It can be easy to blow the food budget and come up short on nutrition, but these tips can help shoppers keep both in check.
We’ve all had those weeks where the checkbook balance is low and the wallet is full of dust instead of dollars. There are the times that cheaper processed foods seem to call out to shoppers, fooling them with the illusion of getting a bigger bang for the buck. Nutrition does not have to suffer for the sake of savings. Smart shopping and menu planning can make a $20 week taste like so much more.
Smart shopping is key to making a frugal food budget work, and a stocked pantry is vital. Setting up the pantry need not be difficult or expensive. Basics such as rice, grits, pasta, canned beans, flour, sugar, and select condiments can be mixed, matched, and combined into countless meals. When these items are on sale and funds are available, stock up. If the wallet is screaming for mercy, then purchase pantry staples one at a time. For example, pick up a five pound bag of rice instead of one or two pounds. The one time purchase could last at least a month.
Coupons can help stretch a dollar and then some. Combining them with store specials and customer loyalty cards are like finding free money. In Charleston, both Publix and Bi-Lo accept competitor coupons. Publix considers Bi-Lo, Food Lion, Whole Foods Market, and Target competitors, and offers a different item for a penny every Wednesday with coupon. Some couponing blogs post the mystery item, but a call to customer service will provide the most accurate information.
Bi-Lo does not offer penny items, but does offer e-coupons. Shoppers must have a Bi-Lo BonusCard to use their e-coupons, and could also earn discounts on gas. Harris Teeter has a customer loyalty program, the VIC Card, and offers e-VIC card holder additional savings every week. In addition, Harris Teeter doubles and occasionally triples coupons. Piggly Wiggly and Food Lion also have customer loyalty cards that help boost savings, and The Pig just started doubling coupons.
To help save time on coupon cutting and sales paper viewing, check out one of the coupon matching websites or blogs. A good one for Charleston-area shoppers is Southern Savers. Not only are sales specials posted every week, the site lists the available coupons for each sale item, including links to printable coupons, the date and name of the flier clippable coupons can be found in, and what the final item cost will be when coupons are used.

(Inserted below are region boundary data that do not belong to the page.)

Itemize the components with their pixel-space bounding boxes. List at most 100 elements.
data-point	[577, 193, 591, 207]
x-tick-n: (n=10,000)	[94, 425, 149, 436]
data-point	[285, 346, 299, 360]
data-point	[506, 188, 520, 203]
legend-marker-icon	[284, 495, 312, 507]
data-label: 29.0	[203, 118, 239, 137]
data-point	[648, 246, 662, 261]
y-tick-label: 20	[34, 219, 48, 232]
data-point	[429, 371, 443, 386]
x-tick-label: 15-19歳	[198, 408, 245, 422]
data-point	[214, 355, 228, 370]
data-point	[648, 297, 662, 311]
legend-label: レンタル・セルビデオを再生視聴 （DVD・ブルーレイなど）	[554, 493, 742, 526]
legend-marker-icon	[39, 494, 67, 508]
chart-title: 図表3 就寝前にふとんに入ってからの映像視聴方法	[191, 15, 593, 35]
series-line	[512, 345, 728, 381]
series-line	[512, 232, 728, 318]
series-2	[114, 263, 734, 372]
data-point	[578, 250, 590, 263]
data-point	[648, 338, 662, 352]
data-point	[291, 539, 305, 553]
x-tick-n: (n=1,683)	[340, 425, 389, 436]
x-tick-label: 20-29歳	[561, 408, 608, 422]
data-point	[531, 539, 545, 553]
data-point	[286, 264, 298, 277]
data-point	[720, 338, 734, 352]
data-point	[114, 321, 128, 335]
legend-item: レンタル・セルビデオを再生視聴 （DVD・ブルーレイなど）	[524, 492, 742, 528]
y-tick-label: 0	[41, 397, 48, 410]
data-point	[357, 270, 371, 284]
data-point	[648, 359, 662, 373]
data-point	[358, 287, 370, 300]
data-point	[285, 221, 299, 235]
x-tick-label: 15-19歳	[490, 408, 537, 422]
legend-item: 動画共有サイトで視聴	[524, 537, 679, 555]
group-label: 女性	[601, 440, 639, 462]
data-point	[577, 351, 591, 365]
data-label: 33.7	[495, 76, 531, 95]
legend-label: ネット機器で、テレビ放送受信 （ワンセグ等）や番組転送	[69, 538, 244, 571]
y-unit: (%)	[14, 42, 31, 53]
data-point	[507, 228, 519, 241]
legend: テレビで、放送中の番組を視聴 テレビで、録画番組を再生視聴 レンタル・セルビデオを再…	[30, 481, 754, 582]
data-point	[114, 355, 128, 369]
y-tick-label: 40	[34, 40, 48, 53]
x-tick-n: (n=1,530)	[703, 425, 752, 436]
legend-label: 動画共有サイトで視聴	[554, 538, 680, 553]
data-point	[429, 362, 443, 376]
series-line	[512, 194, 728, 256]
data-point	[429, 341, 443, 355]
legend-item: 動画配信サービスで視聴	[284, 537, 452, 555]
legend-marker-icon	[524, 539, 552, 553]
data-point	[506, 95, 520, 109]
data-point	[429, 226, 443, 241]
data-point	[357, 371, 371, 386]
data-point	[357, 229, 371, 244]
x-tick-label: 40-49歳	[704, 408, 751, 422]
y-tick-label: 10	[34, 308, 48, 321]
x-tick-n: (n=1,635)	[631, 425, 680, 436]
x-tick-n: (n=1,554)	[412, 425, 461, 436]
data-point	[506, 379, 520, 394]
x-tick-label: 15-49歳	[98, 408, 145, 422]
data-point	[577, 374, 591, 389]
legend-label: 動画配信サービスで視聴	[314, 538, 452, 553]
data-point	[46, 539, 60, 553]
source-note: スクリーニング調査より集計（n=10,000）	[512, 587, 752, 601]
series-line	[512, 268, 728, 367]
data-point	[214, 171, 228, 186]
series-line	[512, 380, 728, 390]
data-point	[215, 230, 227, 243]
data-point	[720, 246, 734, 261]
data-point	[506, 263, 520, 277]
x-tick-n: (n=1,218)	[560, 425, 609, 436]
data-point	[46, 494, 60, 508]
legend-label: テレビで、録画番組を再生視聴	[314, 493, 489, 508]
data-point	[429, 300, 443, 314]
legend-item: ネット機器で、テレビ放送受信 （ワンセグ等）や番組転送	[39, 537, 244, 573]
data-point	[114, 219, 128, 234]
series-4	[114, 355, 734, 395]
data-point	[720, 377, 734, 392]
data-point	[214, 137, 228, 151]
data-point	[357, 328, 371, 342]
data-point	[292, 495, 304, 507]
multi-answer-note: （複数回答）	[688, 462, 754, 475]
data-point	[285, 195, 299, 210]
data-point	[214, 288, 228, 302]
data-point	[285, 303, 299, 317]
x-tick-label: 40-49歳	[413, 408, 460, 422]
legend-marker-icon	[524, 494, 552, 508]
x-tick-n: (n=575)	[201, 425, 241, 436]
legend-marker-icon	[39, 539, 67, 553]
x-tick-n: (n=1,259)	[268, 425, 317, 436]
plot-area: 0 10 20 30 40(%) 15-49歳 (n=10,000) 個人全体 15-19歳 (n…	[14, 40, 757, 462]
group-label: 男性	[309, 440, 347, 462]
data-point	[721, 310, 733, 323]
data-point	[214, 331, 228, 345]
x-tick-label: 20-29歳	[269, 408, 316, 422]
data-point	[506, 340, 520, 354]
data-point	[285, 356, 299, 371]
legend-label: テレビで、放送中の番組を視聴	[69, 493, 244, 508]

Becoming a vendor or retailer’s fan on Facebook and following their tweets may lead to savings. So can subscribing to newsletters. Earth Fare sends out freebie coupons weekly. Some coupons require a $5 purchase, but most of the time the free item has close to that $5 value. Sometimes specials can be posted on Twitter and Facebook.
For savings on fresh produce, check out the farmer’s markets and farm stands. While these options may not be available in cooler months, Charleston shoppers can find savings in The Vegetable Bin and ethnic stores all year round. The Vegetable Bin on East Bay Street stocks a variety of in-season produce at farm stand prices. Local jams, jellies, relishes, and baked goods can be found on store shelves as well. $10 can go a long way here. Daikon is notoriously expensive, but at an Asian market, a 3 pound radish may cost as little as $2. Carrots, greens, potatoes, melon, yams, peppers, mushrooms, sprouts, and greens can be found at similarly low prices.
Some blogs and books provide excellent advice on low cost vegetarian menu planning. Donna Klein’s Supermarket Vegan is a good choice for veggies who want to avoid natural food stores. Robin Robertson’s Vegan on the Cheap is full of frugal menu ideas and recipes anyone can prepare. Eat Vegan on $4 a Day is one of the newest frugal veggie guides on the market, and the Melomeals blog and Facebook page shows how to eat healthy vegan meals on just $3.33 a day. Many of these are available at Charleston-area bookstores, Amazon.com, and the Charleston County Library.
Keeping costs in check does not have to be boring. Explore the options, look though the sales circulars and the pantry, hit the stores, and start cooking.